UpTrain Statistics 👨‍🔬

Calculate standard (and custom) metrics over your data

Distances

UpTrain provides various measures to analyze the distance of embeddings. These measures can help in determining whether the model is overfitting or underfitting, and how much the embeddings are changing over time. UpTrain currently supports the following measures for measuring distances between data points:

1. Norm ratio: This measure calculates the ratio of the current embeddings' norm to the initial embeddings' norm. If the norm ratio is close to 1, it indicates that the embeddings have not changed much from the initial embeddings. A large change in the norm ratio can indicate that the model is overfitting or underfitting.

2. L2-norm distance: This measure calculates the L2-norm distance between the current and initial embeddings.

3. Cosine distance: This measure calculates the cosine distance between the current and initial embeddings. Unlike the norm ratio and L2-norm distance, cosine distance considers the direction of the embeddings.

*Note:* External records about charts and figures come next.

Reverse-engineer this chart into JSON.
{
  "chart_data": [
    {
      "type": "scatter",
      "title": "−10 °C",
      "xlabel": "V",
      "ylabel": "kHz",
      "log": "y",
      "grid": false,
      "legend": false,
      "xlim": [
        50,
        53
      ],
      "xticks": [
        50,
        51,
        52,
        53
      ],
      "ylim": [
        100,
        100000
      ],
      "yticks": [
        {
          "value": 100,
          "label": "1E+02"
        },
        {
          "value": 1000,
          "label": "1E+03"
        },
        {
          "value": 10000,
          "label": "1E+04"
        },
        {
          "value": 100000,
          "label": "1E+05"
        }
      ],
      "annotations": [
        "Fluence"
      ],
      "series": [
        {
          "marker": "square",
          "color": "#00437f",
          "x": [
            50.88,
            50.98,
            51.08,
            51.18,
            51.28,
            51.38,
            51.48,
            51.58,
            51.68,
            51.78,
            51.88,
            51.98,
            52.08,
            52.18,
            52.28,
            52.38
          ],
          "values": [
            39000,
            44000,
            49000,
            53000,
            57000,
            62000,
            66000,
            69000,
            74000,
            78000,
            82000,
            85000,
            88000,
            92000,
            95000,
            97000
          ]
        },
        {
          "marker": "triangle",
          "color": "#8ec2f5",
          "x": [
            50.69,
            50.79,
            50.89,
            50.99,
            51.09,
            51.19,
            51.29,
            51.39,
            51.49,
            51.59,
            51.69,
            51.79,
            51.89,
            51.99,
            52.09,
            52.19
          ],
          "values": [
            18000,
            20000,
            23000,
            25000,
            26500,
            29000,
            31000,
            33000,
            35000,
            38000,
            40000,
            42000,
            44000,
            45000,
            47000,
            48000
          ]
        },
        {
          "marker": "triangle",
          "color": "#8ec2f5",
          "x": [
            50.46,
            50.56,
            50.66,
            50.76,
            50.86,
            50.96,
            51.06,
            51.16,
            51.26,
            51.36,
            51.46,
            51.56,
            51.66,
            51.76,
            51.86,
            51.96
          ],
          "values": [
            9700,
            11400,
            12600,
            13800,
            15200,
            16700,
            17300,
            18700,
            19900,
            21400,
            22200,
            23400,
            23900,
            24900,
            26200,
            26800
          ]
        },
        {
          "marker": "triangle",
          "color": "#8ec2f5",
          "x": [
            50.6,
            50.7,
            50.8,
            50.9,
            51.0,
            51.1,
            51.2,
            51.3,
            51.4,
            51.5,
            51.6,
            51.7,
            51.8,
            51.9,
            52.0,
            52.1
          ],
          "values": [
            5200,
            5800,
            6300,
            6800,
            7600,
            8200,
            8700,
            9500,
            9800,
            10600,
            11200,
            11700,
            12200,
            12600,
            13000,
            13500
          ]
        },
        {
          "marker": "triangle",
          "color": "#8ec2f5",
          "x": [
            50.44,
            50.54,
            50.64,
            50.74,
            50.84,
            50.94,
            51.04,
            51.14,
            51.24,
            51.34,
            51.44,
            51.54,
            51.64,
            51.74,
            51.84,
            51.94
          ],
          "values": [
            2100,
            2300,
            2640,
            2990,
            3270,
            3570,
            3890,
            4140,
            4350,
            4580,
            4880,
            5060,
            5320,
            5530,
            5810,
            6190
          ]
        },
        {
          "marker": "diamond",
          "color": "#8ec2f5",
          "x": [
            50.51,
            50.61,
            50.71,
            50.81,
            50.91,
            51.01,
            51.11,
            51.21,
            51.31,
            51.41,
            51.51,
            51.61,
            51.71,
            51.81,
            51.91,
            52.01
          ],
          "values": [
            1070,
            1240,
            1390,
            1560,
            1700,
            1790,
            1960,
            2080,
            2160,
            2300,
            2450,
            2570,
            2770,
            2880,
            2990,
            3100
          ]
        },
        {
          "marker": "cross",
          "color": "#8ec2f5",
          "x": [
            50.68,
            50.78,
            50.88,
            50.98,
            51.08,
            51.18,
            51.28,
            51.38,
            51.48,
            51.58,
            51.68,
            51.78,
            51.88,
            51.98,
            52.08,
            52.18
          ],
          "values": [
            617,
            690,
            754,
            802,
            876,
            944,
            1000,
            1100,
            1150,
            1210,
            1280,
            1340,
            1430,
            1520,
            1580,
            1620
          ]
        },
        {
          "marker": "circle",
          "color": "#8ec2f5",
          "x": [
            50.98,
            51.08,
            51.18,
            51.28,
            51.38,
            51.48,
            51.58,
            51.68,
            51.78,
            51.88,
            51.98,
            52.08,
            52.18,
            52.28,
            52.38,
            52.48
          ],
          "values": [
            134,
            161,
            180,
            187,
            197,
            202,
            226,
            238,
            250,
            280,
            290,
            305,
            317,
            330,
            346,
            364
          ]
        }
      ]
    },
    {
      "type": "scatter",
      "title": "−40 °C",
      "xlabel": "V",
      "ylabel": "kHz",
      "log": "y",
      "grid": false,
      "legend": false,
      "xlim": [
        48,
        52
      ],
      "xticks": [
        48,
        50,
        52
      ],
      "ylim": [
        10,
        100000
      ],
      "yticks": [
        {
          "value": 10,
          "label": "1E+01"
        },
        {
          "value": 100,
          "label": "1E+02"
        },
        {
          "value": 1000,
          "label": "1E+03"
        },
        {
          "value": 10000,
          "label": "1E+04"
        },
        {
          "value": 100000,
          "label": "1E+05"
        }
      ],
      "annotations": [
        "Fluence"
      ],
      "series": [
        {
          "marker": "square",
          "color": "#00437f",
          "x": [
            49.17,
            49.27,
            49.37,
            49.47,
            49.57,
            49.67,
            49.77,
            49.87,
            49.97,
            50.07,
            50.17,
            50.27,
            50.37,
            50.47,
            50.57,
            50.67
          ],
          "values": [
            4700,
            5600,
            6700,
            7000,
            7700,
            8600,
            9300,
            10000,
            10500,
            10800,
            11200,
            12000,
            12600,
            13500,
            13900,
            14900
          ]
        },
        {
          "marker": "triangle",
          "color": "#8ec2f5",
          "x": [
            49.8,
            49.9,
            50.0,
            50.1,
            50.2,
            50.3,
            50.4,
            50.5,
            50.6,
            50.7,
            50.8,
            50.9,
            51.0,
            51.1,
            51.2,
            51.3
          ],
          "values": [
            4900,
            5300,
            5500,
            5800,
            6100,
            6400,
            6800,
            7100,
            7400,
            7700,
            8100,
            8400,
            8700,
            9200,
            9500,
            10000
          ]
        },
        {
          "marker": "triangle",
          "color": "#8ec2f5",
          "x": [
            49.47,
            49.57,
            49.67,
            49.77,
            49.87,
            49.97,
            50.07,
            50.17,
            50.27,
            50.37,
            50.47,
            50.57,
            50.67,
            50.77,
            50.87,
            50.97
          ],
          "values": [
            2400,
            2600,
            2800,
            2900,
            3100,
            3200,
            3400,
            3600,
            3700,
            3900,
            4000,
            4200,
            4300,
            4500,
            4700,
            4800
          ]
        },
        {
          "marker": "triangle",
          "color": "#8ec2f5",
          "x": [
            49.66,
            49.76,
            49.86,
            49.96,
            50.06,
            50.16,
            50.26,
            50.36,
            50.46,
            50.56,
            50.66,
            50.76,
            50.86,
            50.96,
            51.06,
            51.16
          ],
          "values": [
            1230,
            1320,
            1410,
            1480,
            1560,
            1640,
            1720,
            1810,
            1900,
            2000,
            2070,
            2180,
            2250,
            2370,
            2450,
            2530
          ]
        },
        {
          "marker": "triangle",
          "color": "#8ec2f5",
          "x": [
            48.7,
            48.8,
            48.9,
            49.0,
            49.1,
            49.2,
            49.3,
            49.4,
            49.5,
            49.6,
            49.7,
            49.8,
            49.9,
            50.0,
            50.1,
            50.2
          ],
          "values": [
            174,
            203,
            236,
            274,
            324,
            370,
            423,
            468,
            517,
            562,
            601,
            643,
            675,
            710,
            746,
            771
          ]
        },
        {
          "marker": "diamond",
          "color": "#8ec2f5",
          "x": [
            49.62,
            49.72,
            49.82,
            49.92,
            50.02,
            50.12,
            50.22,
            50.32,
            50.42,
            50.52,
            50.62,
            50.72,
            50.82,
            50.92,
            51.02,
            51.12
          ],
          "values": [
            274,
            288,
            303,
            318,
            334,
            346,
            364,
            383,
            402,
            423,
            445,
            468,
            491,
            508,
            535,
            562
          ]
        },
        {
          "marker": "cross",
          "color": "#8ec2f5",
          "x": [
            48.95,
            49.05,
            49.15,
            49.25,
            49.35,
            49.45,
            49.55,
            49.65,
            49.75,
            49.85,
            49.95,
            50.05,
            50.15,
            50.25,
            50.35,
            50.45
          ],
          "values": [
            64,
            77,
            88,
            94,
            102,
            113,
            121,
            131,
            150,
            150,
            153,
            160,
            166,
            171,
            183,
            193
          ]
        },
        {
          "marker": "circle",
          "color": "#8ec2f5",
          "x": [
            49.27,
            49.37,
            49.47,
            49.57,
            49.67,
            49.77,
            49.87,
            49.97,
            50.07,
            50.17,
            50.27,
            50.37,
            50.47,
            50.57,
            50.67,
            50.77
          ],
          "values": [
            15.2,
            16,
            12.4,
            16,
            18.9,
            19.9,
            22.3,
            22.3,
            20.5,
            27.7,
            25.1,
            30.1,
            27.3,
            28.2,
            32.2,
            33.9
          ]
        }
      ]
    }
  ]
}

The following is how we can define the check for the distance between embeddings

distance_check = {
    'type': uptrain.Statistic.DISTANCE,
    "model_args": [{
        'type': uptrain.MeasurableType.INPUT_FEATURE,
        'feature_name': 'model_type',
        'allowed_values': ['batch', 'realtime'],
        }],
    'reference': "initial",
    "distance_types": ["cosine_distance", "norm_ratio", "l2_distance"],
}

Here, model_args defines the models that we want to compare, and the reference is the initial embedding (another option is the running difference). Further, we calculate all three distance_types defined above.

In the following figure, we check the comparison between the two model_typesin terms of cosine distance from the initial embedding, and note that for the realtime model, the learning happens much earlier compared to the batch model.

Cosine distance of embeddings from initial embeddings as they are being learnt with time.

In addition to the above measures, UpTrain also provides the running difference of the embeddings. This is the difference between the current embeddings and the previous embeddings. By analyzing the running difference, we can determine how much the embeddings change over time. A large change in the running difference can indicate that the model is experiencing significant changes in the input data or that the optimization process is unstable.

Overall, these measures can help in analyzing the stability and performance of the model's embeddings over time. By monitoring these measures, we can detect issues such as overfitting, underfitting, or instability, and take corrective actions to improve the model's performance.

Convergence analysis

UpTrain also provides convergence analysis for embeddings, a technique for evaluating the performance of an embedding algorithm, and involves measuring how well the embeddings converge as the algorithm iterates. UpTrain provides several methods for conducting convergence analysis on embeddings, including visualization tools and metrics that can be used to evaluate the quality of the embeddings.

The following is how we can define the config to check for convergence statistics:

convergence_check = {
    'type': uptrain.Statistic.CONVERGENCE_STATS,
    "model_args": [{
        'type': uptrain.MeasurableType.INPUT_FEATURE,
        'feature_name': 'model_type',
        'allowed_values': ['batch', 'realtime'],
        }],
    'reference': "initial",
    "distance_types": ["cosine_distance", "norm_ratio", "l2_distance"],
}

In our dashboard, we observe that at time 100k, the norm ratio for embeddings generated by the batch model is higher, implying that there is a greater popularity bias.

Norm ratio of embeddings w.r.t. initial embeddings at time 100k.